National Weather Service To Begin Issuing Snow Squall Warnings
We've all had it happen. You're driving on a somewhat nice winter day, when suddenly you look far down the road and say, "What the heck is that?"
It's a tremendously huge wall of white consisting of a massive downpour of blowing and blinding snow, and you're driving right into it. Soon, you'll be blinded. It's a whiteout, and you're scared to death.
How did it come from out of nowhere? Well, it does.
Something new! The National Weather Service will being issuing Snow Squall Warnings this year, and we'll certain welcome them and get them out over the air and online for you.
From the Weather.Gov website: "Snow squall warnings are short-fused and focused on distinct areas (like tornado and severe thunderstorm warnings). These warnings provide critical, highly localized life-saving information. If a snow squall warning is issued for your area, avoid or delay motor travel until the squall passes through your location."

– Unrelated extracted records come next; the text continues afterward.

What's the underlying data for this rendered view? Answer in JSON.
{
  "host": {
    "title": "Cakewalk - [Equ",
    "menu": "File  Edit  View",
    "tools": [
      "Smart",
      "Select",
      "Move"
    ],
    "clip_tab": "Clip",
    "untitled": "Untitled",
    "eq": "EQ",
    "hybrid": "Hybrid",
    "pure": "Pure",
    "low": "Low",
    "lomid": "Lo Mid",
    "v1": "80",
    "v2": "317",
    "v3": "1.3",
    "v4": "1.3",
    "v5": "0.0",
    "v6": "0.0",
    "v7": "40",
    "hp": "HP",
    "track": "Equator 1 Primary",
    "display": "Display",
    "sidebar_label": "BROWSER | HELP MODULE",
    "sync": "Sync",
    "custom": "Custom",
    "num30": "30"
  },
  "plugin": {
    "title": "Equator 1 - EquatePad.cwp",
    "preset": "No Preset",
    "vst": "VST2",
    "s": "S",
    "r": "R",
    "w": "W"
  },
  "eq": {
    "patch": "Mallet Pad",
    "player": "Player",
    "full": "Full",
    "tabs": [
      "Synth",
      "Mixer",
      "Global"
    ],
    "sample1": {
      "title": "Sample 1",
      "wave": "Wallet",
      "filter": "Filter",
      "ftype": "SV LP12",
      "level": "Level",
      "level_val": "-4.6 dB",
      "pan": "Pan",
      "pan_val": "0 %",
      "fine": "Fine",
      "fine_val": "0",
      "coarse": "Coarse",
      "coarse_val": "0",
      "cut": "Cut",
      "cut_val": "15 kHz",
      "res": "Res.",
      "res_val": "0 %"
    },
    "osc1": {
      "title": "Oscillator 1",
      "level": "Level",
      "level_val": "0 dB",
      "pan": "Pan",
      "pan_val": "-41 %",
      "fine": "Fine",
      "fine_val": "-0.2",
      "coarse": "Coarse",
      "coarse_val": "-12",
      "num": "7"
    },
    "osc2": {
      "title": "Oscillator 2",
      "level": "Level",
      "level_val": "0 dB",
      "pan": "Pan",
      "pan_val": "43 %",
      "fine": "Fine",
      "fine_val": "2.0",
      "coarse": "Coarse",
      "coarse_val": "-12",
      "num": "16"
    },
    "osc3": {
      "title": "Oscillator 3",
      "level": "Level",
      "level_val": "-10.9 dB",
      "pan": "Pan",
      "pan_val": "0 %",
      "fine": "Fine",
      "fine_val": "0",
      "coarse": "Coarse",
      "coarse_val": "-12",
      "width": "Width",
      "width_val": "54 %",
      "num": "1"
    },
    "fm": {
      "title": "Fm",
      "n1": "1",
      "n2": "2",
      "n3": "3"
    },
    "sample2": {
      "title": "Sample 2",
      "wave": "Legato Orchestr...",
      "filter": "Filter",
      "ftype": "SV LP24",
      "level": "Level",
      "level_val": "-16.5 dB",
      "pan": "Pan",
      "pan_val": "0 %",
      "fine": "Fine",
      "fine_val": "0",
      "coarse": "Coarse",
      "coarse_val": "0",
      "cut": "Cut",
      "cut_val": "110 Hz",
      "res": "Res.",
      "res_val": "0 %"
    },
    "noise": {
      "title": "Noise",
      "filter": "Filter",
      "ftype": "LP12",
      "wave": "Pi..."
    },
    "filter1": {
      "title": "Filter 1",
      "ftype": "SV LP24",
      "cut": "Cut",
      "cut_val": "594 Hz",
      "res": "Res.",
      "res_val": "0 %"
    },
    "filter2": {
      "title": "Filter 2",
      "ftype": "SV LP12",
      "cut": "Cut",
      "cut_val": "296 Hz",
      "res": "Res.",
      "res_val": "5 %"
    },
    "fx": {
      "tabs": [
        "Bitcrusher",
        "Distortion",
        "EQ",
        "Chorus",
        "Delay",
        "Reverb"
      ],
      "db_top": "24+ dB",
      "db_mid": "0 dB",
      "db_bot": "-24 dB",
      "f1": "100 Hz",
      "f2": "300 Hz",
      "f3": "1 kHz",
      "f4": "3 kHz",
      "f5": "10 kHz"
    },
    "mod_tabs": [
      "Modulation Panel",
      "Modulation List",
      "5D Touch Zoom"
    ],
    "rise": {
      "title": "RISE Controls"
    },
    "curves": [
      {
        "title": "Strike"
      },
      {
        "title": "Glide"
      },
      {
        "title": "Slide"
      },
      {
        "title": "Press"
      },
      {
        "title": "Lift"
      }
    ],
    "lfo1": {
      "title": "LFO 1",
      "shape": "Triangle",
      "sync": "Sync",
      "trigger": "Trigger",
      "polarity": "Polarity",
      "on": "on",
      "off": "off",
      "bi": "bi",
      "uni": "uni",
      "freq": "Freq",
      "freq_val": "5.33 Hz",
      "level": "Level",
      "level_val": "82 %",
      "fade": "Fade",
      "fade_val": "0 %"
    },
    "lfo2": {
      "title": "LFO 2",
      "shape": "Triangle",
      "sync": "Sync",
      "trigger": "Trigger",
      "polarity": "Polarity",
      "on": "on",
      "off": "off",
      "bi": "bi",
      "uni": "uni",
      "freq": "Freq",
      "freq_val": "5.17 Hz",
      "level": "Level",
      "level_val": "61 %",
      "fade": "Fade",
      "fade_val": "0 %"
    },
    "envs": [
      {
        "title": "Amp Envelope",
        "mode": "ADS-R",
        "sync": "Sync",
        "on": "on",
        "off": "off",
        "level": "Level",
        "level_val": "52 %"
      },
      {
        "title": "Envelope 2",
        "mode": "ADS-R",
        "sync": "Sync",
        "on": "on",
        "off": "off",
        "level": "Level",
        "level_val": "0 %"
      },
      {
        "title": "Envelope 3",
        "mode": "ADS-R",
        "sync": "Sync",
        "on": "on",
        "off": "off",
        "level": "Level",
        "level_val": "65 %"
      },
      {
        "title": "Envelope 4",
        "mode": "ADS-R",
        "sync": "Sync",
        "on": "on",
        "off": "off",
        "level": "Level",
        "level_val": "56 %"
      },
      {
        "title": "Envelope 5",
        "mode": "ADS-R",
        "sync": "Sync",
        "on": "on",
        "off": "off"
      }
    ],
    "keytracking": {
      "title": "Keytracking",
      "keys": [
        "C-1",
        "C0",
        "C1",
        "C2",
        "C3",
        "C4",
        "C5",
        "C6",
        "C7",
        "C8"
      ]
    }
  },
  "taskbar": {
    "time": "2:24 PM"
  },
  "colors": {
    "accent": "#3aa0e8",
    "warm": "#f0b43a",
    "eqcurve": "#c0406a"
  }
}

If you've never experienced the thrill of driving head on into a snow squall, and were wondering what the difference is between that and a snowstorm is, then the National Weather Service has this explanation for you:
"The difference between a snow squall and a snowstorm is the duration of the event. Snow squalls are usually very short-lived (on the order of 30-60 minutes) and extremely intense. A snow storm could last for several hours or even days."